Pork Dorks ’11

So this past Saturday, we roasted a pig in our backyard. (Note to concerned parties: contains photos of said pig. So, do what you gotta do. Also contains photos of beer, guns, and shenanigans, so… you know, an average Friday night in West Brownsville.)
Planning for this started months ago, but first shift for set-up showed up around 1:00 in the morning on Saturday. Actually, I got a text around midnight that the boys were out in the pavilion fishing and listening to Anti-Flag, so I headed out a little early.

 

 

The spit was mostly constructed, since we’ve done chicken roasts before. It took a little bit of custom welding, though, and some extra set-up.

 

 

We also needed Adam to MacGyver together a holster for the thermometer.

 

 

I had my ISO set to about one billion.

 

 

Set-up’s dirty work.

 

 

 

 

Since roasting an entire pig wasn’t enough, they went ahead and stuffed it with brats and sauerkraut.

 

 

I didn’t know there would be hammering involved.

 

 

 

 

I think you’re a bit late on that one. The boys informed us that you just don’t come to West Brownsville at 3:00 in the morning NOT strapped. Good to know.

 

 

Getting it from the truck to the spit was a bit of an event.

 

 

Once we got everything set up, it was mostly just a matter of baby-sitting the spit. I made mountain pies for the crew, and went to bed sometime around 5 a.m.

 

 

The roast itself was a blast.

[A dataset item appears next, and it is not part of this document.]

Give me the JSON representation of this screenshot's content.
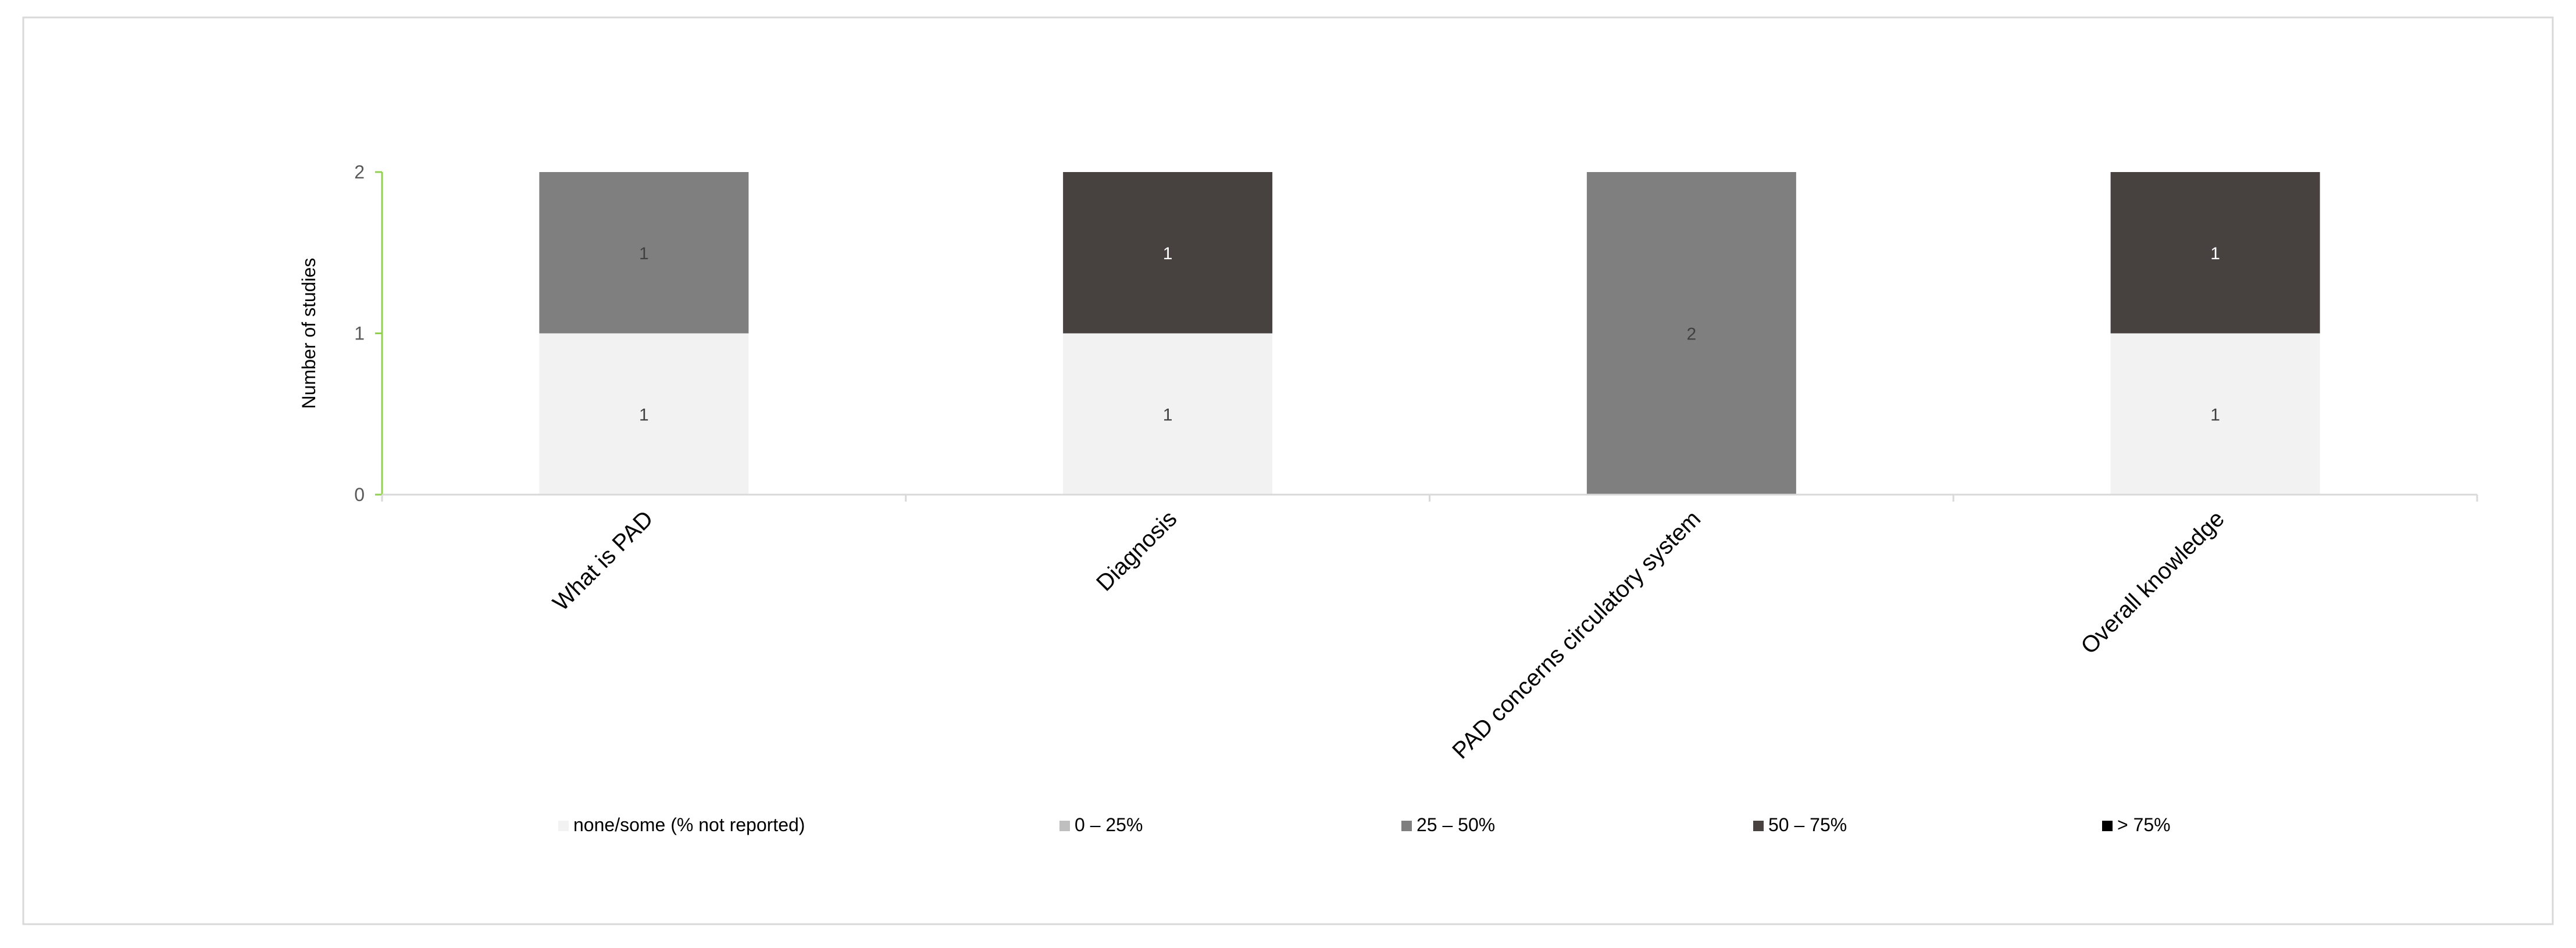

There were already people showing up when I got out of bed, and I spent more time running around, greeting folks, and trying to get food than I did taking pictures. Plus, once the rest of the band showed up I was busy playing fiddle. We never did an official count, but John thought we had around 90 people there over the course of a day. The boys got shirts and chefs hats made for the occasion.

 

 

Abby has a new BFF.

 

 

 

 

It was a good time, and for those that missed it, the boys are already planning another one.